I would use pd.factorize to separate the categories. Then use np.bincount with the weights parameter, which should be an values array
f, u = pd.factorize(valcats) np.bincount(f, values).astype(values.dtype) array([ 1, 12, 7, 14, 13, 8])
pd.factorize also creates unique values โโin the u variable. We can align the results with u to make sure we come to the right solution.

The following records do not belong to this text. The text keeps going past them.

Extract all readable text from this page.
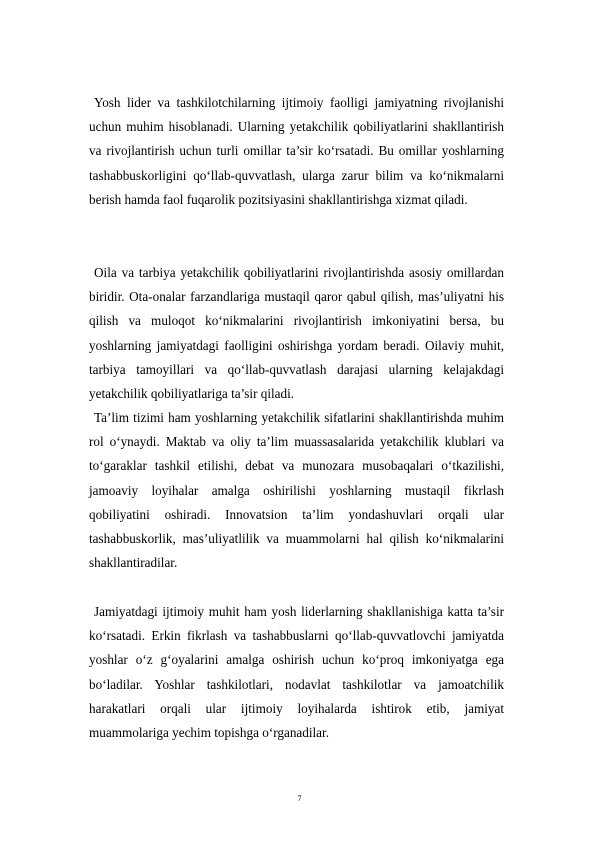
Yosh lider va tashkilotchilarning ijtimoiy faolligi jamiyatning rivojlanishi uchun muhim hisoblanadi. Ularning yetakchilik qobiliyatlarini shakllantirish va rivojlantirish uchun turli omillar ta’sir ko‘rsatadi. Bu omillar yoshlarning tashabbuskorligini qo‘llab-quvvatlash, ularga zarur bilim va ko‘nikmalarni berish hamda faol fuqarolik pozitsiyasini shakllantirishga xizmat qiladi.

Oila va tarbiya yetakchilik qobiliyatlarini rivojlantirishda asosiy omillardan biridir. Ota-onalar farzandlariga mustaqil qaror qabul qilish, mas’uliyatni his qilish va muloqot ko‘nikmalarini rivojlantirish imkoniyatini bersa, bu yoshlarning jamiyatdagi faolligini oshirishga yordam beradi. Oilaviy muhit, tarbiya tamoyillari va qo‘llab-quvvatlash darajasi ularning kelajakdagi yetakchilik qobiliyatlariga ta’sir qiladi.

Ta’lim tizimi ham yoshlarning yetakchilik sifatlarini shakllantirishda muhim rol o‘ynaydi. Maktab va oliy ta’lim muassasalarida yetakchilik klublari va to‘garaklar tashkil etilishi, debat va munozara musobaqalari o‘tkazilishi, jamoaviy loyihalar amalga oshirilishi yoshlarning mustaqil fikrlash qobiliyatini oshiradi. Innovatsion ta’lim yondashuvlari orqali ular tashabbuskorlik, mas’uliyatlilik va muammolarni hal qilish ko‘nikmalarini shakllantiradilar.

Jamiyatdagi ijtimoiy muhit ham yosh liderlarning shakllanishiga katta ta’sir ko‘rsatadi. Erkin fikrlash va tashabbuslarni qo‘llab-quvvatlovchi jamiyatda yoshlar o‘z g‘oyalarini amalga oshirish uchun ko‘proq imkoniyatga ega bo‘ladilar. Yoshlar tashkilotlari, nodavlat tashkilotlar va jamoatchilik harakatlari orqali ular ijtimoiy loyihalarda ishtirok etib, jamiyat muammolariga yechim topishga o‘rganadilar.

7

np.column_stack([u, np.bincount(f, values).astype(values.dtype)]) array([[101, 1], [301, 12], [201, 7], [102, 14], [302, 13], [202, 8]])
You can make it more obvious using pd.Series
f, u = pd.factorize(valcats) pd.Series(np.bincount(f, values).astype(values.dtype), u) 101 1 301 12 201 7 102 14 302 13 202 8 dtype: int64
Why pd.factorize and not np.unique ?
We could do it equivalently with
u, f = np.unique(valcats, return_inverse=True)
But np.unique sorts the values โโand works in nlogn time. pd.factorize , pd.factorize other hand, pd.factorize not sort and does not work in linear time. For large datasets, pd.factorize will dominate performance.